酒は弱い方ではないと言っていたのに、その村雨がテーブルに突っ伏してダウンしている。
仁王立ちの春海に睨まれて、常連客たちが一斉に目を逸らした。
メイド姿で怒っても迫力には欠けるが、春海は普段滅多に怒らない。
その春海が怒っているということは、よほどのことだと言うことが常連客にはよくわかっているのだ。

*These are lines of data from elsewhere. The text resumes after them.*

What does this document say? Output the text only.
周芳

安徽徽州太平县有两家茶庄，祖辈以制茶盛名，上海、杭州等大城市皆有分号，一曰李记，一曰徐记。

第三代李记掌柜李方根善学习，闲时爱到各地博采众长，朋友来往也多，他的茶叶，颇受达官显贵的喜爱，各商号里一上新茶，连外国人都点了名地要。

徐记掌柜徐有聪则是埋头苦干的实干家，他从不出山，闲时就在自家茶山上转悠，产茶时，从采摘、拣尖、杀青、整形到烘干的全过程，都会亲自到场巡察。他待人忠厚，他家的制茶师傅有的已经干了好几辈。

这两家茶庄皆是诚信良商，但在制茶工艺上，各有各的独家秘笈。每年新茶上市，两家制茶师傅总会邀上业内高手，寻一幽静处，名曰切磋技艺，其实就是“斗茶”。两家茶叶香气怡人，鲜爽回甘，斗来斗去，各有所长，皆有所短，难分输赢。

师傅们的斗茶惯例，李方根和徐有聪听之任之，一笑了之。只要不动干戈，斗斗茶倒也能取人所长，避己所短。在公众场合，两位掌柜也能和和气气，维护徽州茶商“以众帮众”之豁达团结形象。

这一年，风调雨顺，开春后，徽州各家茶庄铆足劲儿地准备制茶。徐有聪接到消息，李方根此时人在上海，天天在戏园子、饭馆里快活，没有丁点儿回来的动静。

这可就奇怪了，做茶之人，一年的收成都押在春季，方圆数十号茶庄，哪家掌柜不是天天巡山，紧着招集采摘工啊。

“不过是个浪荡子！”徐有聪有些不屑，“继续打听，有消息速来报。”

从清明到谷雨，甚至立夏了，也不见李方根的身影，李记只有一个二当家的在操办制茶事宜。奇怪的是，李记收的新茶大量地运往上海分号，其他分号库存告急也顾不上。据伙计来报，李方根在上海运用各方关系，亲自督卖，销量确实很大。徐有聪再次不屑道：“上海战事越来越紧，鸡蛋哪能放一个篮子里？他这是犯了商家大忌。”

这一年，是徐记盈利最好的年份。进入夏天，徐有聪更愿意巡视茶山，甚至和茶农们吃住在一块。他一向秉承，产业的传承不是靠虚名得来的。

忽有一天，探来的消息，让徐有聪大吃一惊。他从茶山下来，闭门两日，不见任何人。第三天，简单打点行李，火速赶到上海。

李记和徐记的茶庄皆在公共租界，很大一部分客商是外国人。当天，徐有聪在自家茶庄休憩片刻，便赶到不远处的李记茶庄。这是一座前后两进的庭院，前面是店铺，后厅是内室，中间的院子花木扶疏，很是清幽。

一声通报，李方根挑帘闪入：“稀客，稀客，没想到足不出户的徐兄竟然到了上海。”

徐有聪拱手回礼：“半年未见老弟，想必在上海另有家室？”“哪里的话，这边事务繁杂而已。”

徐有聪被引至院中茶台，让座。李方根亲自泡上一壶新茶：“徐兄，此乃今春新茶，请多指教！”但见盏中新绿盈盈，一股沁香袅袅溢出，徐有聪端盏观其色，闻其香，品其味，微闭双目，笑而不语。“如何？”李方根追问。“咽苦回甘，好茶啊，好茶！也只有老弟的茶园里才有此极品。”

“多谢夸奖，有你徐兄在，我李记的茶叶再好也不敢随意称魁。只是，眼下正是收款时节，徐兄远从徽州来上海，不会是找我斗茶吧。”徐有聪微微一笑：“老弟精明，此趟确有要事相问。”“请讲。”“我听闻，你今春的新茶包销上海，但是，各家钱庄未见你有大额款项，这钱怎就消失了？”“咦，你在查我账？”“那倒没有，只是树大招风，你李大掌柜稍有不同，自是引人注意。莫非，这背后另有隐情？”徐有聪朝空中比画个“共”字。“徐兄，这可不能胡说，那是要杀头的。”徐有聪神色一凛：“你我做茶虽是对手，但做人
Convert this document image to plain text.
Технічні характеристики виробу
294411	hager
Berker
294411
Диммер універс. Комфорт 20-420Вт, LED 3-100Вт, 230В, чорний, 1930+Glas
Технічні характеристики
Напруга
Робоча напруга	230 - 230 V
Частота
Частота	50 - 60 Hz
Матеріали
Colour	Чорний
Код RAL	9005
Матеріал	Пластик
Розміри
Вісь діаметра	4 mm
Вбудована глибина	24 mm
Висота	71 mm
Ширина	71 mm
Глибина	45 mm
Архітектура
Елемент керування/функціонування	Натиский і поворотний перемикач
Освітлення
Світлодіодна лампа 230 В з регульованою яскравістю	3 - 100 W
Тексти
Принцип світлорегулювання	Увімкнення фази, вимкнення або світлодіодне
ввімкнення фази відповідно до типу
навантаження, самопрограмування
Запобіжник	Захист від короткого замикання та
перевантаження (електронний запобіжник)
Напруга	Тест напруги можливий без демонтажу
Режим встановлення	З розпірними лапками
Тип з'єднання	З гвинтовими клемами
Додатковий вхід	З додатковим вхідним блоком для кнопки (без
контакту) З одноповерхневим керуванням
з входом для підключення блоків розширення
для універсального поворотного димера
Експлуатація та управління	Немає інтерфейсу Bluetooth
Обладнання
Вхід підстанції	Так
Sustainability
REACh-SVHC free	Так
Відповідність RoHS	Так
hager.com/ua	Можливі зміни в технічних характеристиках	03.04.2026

「重 さん!?勘 ちゃん!?三 ちゃん!!どうなんですか!?」
他の人たちの後ろに隠れようとしていた三人組に声をかける。
ギクリとして三人の背筋が一気に伸びた。
「はいっ!?……いや、え~と……わしらはそんなに飲ませてないんだよ?」
「そうそう、ちょ~~っとな?飲み比べをしてみようかって話になって~」
「この兄ちゃんが、ムキになって飲むからよ……わしらは止めたんだけどな?」
春海の祖父の代からの常連客であるこの三人は、春海にとって客というより親戚のおじさんのような存在だ。
コップに残っていたお酒を嗅ぐ。
春海は酒に弱い。だから大学の飲み会でも基本的にソフトドリンクを頼んでいた。
だが、春海は可愛いのでソフトドリンクに酒をこっそり混ぜられることがあるかもしれないからと、祖父や重さんたちから酒の匂いと味を覚えさせられた。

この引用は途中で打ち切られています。